Post ideas and advice here.

Cheers,
archont
 

crutschow

Well-Known Member
Most Helpful Member
You could have an answering machine pick up the land-line phone at home and have a circuit connected to the line that decodes DTMF signals. You would then program it (probably using a microprocessor) to accept a sequence of DTMF numbers to perform a particular task. You just punch in the numbers at the remote phone (cell or land-line) to perform a task.
 

archont

New Member
Problem is, I don't have a landline over here. Long story, but I probably won't get one. I'm stuck with cell phones only.

Although the approach is quite interesting. Assuming I could rip the code for tone recognition, this shouldn't be that difficult.

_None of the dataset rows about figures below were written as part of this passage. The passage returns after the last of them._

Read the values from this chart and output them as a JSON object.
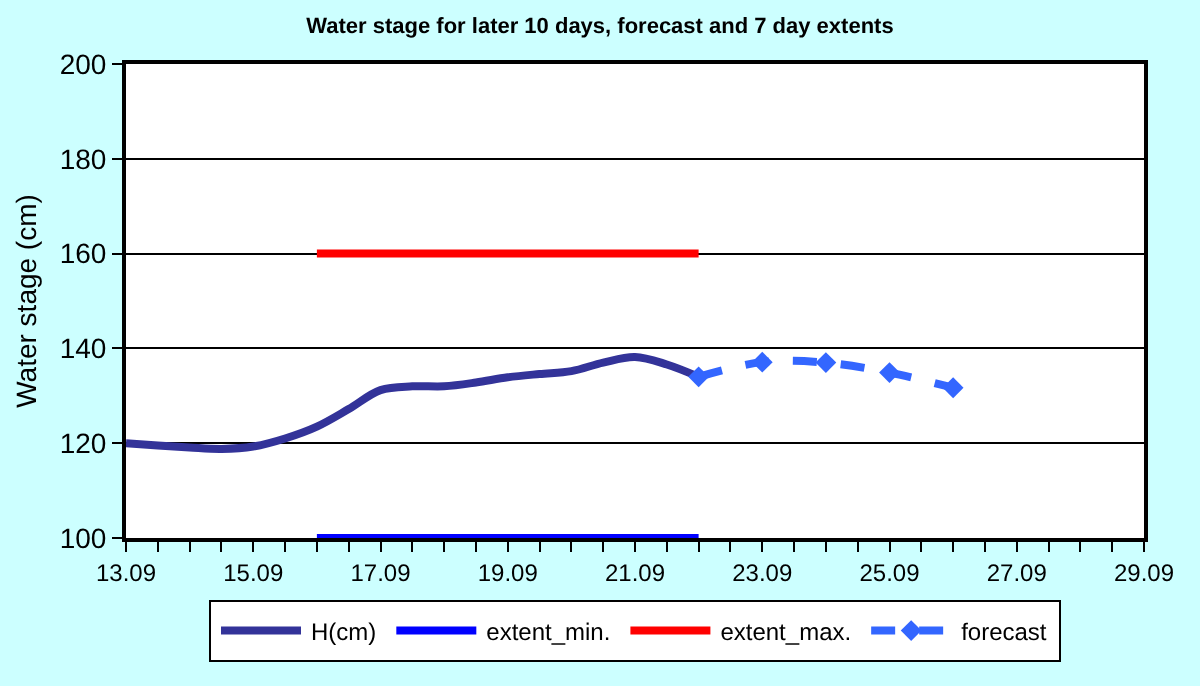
{
  "chart_data": {
    "type": "line",
    "title": "Water stage for later 10 days, forecast and 7 day extents",
    "ylabel": "Water stage (cm)",
    "xlim": [
      "--09-13",
      "--09-29"
    ],
    "ylim": [
      100,
      200
    ],
    "xticks": [
      {
        "value": "--09-13",
        "label": "13.09"
      },
      {
        "value": "--09-13T12:00",
        "label": null
      },
      {
        "value": "--09-14",
        "label": null
      },
      {
        "value": "--09-14T12:00",
        "label": null
      },
      {
        "value": "--09-15",
        "label": "15.09"
      },
      {
        "value": "--09-15T12:00",
        "label": null
      },
      {
        "value": "--09-16",
        "label": null
      },
      {
        "value": "--09-16T12:00",
        "label": null
      },
      {
        "value": "--09-17",
        "label": "17.09"
      },
      {
        "value": "--09-17T12:00",
        "label": null
      },
      {
        "value": "--09-18",
        "label": null
      },
      {
        "value": "--09-18T12:00",
        "label": null
      },
      {
        "value": "--09-19",
        "label": "19.09"
      },
      {
        "value": "--09-19T12:00",
        "label": null
      },
      {
        "value": "--09-20",
        "label": null
      },
      {
        "value": "--09-20T12:00",
        "label": null
      },
      {
        "value": "--09-21",
        "label": "21.09"
      },
      {
        "value": "--09-21T12:00",
        "label": null
      },
      {
        "value": "--09-22",
        "label": null
      },
      {
        "value": "--09-22T12:00",
        "label": null
      },
      {
        "value": "--09-23",
        "label": "23.09"
      },
      {
        "value": "--09-23T12:00",
        "label": null
      },
      {
        "value": "--09-24",
        "label": null
      },
      {
        "value": "--09-24T12:00",
        "label": null
      },
      {
        "value": "--09-25",
        "label": "25.09"
      },
      {
        "value": "--09-25T12:00",
        "label": null
      },
      {
        "value": "--09-26",
        "label": null
      },
      {
        "value": "--09-26T12:00",
        "label": null
      },
      {
        "value": "--09-27",
        "label": "27.09"
      },
      {
        "value": "--09-27T12:00",
        "label": null
      },
      {
        "value": "--09-28",
        "label": null
      },
      {
        "value": "--09-28T12:00",
        "label": null
      },
      {
        "value": "--09-29",
        "label": "29.09"
      }
    ],
    "yticks": [
      100,
      120,
      140,
      160,
      180,
      200
    ],
    "grid": "y",
    "legend": "bottom",
    "series": [
      {
        "name": "H(cm)",
        "color": "#333399",
        "marker": "none",
        "line_style": "solid",
        "x": [
          "--09-13",
          "--09-13T12:00",
          "--09-14",
          "--09-14T12:00",
          "--09-15",
          "--09-15T12:00",
          "--09-16",
          "--09-16T12:00",
          "--09-17",
          "--09-17T12:00",
          "--09-18",
          "--09-18T12:00",
          "--09-19",
          "--09-19T12:00",
          "--09-20",
          "--09-20T12:00",
          "--09-21",
          "--09-21T12:00",
          "--09-22"
        ],
        "values": [
          120,
          119.5,
          119.1,
          118.8,
          119.3,
          121,
          123.5,
          127.2,
          131.2,
          132,
          132,
          132.8,
          133.9,
          134.6,
          135.2,
          137,
          138.2,
          136.6,
          134
        ]
      },
      {
        "name": "extent_min.",
        "color": "#0000ff",
        "marker": "none",
        "line_style": "solid",
        "x": [
          "--09-16",
          "--09-22"
        ],
        "values": [
          100,
          100
        ]
      },
      {
        "name": "extent_max.",
        "color": "#ff0000",
        "marker": "none",
        "line_style": "solid",
        "x": [
          "--09-16",
          "--09-22"
        ],
        "values": [
          160,
          160
        ]
      },
      {
        "name": "forecast",
        "color": "#3366ff",
        "marker": "diamond",
        "line_style": "dashed",
        "x": [
          "--09-22",
          "--09-23",
          "--09-24",
          "--09-25",
          "--09-26"
        ],
        "values": [
          134,
          137.1,
          137,
          134.9,
          131.7
        ]
      }
    ]
  }
}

Certainly easier than trying to reprogram a cellphone, assuming it's not just hard-coded ROM.
 

crutschow

Well-Known Member
Most Helpful Member
I believe the DTMF sound comes through the speaker of the receive phone after it's connected so you could likely tap into the speaker wires and connect those to a DTMF decoder. Of course you'd also need a circuit to answer the phone when it rang.
 

archont

New Member
Well rigging the phone to auto-answer would be easier than reprogramming it.

Since that can be done using a button, soldiering both ends of the accept call button to a MOSFET along with a timer that enables the button each 2 seconds or so should do it.

That's assuming the MOSFET's internal resistance isn't too big. I'm not quite sure what kind of voltage runs through the keyboard, but I guess it's pretty low.

Rig that up to a 555 and it should be working nicely. I might even add a blinking red LED to that.

So in all the mechanism would consist of four separate circuits
1) The cellphone
2) Auto-accept button timer
3) Tone recognition
4) Countdown timer and some shutdown button.